THE LIVES OF THE PATRIARCHS #7 | JACOB: THE FATHER OF HOPE #4
Pastor Christopher Choo
Lesson 3688
THE LIVES OF THE PATRIARCHS #7
JACOB: THE FATHER OF HOPE #4
Hope keeps us going in hard times. It’s fuel for the future. It is a feeling of expectation and desire for a certain thing to happen.
Hope is why we have cures for illnesses and ground-breaking technology that changes the world.
One of the biggest challenges I think we face in life is to never lose hope. It’s hard to wait for desires that never seem to come or to keep believing when we face disappointment, pain, and pressure.
Let’s take a look at what we can learn to help us find hope when believing gets hard in our own lives.
1. Abraham's Hope
Abraham’s faith is astounding. He was 100 years old, had been through decades of infertility, and yet held on to the hope that God would give him a child in such unbelievable circumstances.

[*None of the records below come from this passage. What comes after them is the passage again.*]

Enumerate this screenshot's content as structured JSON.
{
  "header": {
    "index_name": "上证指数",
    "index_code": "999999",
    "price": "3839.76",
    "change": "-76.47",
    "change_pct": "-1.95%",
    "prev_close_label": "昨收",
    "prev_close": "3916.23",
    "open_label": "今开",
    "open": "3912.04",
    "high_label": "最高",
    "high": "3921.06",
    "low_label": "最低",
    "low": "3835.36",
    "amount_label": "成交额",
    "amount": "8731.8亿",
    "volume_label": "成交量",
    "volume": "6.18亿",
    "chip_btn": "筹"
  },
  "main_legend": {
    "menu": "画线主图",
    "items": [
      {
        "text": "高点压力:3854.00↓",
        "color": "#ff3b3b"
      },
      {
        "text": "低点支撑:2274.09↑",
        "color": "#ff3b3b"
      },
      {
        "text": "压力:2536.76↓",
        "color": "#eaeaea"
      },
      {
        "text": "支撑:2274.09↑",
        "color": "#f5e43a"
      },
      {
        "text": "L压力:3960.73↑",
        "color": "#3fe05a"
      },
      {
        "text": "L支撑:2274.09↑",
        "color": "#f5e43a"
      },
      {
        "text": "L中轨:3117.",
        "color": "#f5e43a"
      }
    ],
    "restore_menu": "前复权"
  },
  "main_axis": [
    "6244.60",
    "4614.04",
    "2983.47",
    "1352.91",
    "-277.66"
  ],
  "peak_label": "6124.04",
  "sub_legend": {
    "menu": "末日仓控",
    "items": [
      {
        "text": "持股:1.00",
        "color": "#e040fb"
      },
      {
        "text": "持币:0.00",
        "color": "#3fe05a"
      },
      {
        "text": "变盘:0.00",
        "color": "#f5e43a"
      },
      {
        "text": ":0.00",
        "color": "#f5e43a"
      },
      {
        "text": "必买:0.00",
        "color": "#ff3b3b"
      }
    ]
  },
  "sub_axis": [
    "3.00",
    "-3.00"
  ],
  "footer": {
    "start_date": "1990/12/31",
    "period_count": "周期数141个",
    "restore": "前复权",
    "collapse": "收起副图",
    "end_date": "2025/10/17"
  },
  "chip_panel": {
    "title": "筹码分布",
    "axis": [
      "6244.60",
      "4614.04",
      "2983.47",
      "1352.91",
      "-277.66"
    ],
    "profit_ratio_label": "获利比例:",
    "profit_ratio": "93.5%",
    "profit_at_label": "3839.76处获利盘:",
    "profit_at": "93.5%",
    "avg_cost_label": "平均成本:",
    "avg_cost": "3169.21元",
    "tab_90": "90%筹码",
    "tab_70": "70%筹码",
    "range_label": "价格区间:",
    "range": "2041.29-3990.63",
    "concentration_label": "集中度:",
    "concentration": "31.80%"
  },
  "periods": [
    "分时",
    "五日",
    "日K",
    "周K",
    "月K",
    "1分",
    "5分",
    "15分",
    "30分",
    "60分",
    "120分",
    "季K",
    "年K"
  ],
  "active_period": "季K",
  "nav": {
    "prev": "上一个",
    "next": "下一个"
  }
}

He faced these disheartening facts that it was humanly impossible to have a child.
His decision to choose to “believe anyway” was firmly grounded in the fact that God was able to do the impossible (Matt 19:26).
Abraham believed God was more powerful than any challenge and could do literally anything. When we believe this deeply, we’ll be confident that God has a great plan and wants the best for us even when what we see in front of us looks hopeless.
2. Isaac's Hope
"Isaac pleaded with the Lord on behalf of his wife, because she was unable to have children. The Lord answered Isaac’s prayer, and Rebekah became pregnant with twins. 22 But the two children struggled with each other in her womb.
So she went to ask the Lord about it. “Why is this happening to me?” she asked. 23 And the Lord told her, “The sons in your womb will become two nations. From the very beginning, the two nations will be rivals. One nation will be stronger than the other, and your older son will serve your younger son.” Genesis 25:21-23 NLT
Jacob was different from his twin brother. This was God’s plan.
“Everything has already been decided. It was known long ago what each person would be. So there’s no use arguing with God about your destiny.” Ecclesiastes 6:10 NLT
3. Jacob's Hope
We can be sure that there were many times Jacob didn’t understand God’s way of helping him become who he was meant to be.
“Do not be shaped by this world; instead be changed within by a new way of thinking. Then you will be able to decide what God wants for you; you will know what is good and pleasing to him and what is perfect.” Romans 12:2 NCV
God shapes us, but the world also desires to add his design.
Are you aware when you are being shaped by God or the world?
“So Jacob was left alone. Then a man wrestled with him until dawn. 25 When the man saw that he could not win against Jacob, he touched the socket of Jacob’s hip so that it was dislocated as they wrestled. 26 Then the man said, “Let me go; it’s almost dawn.” But Jacob answered, “I won’t let you go until you bless me.” 27 So the man asked him, “What’s your name?” “Jacob,” he answered. 28 The man said, “Your name will no longer be Jacob but Israel [He Struggles With God], because you have struggled with God and with men — and you have won.” Genesis 32:24-28
Jacob went from “I didn’t know” to “I won’t let you go.”
Have the things in your life that God is using to shape you, leading you to a spot where you can’t let go of God?
Jacob after wrestling with an angel of God was a changed man. He learned the hardest lesson of hope - the pain-filled sacrifice for a greater purpose - the hope others may realise and enjoy even after one's lifetime.
That is why he is called the Father of Hope. Despite the personal inconvenience, He went to Egypt to reconcile with his beloved son Joseph in prophetic fulfilment of God's plan. But he made his sons swear to bury his body in the Promised Land and not in Egypt - to inspire us as well to look forward to our eternal rest which is only found in God.
His hope as such became a reality when the nation of Israel was finally established in 1948 - a nation that bears his new name until today.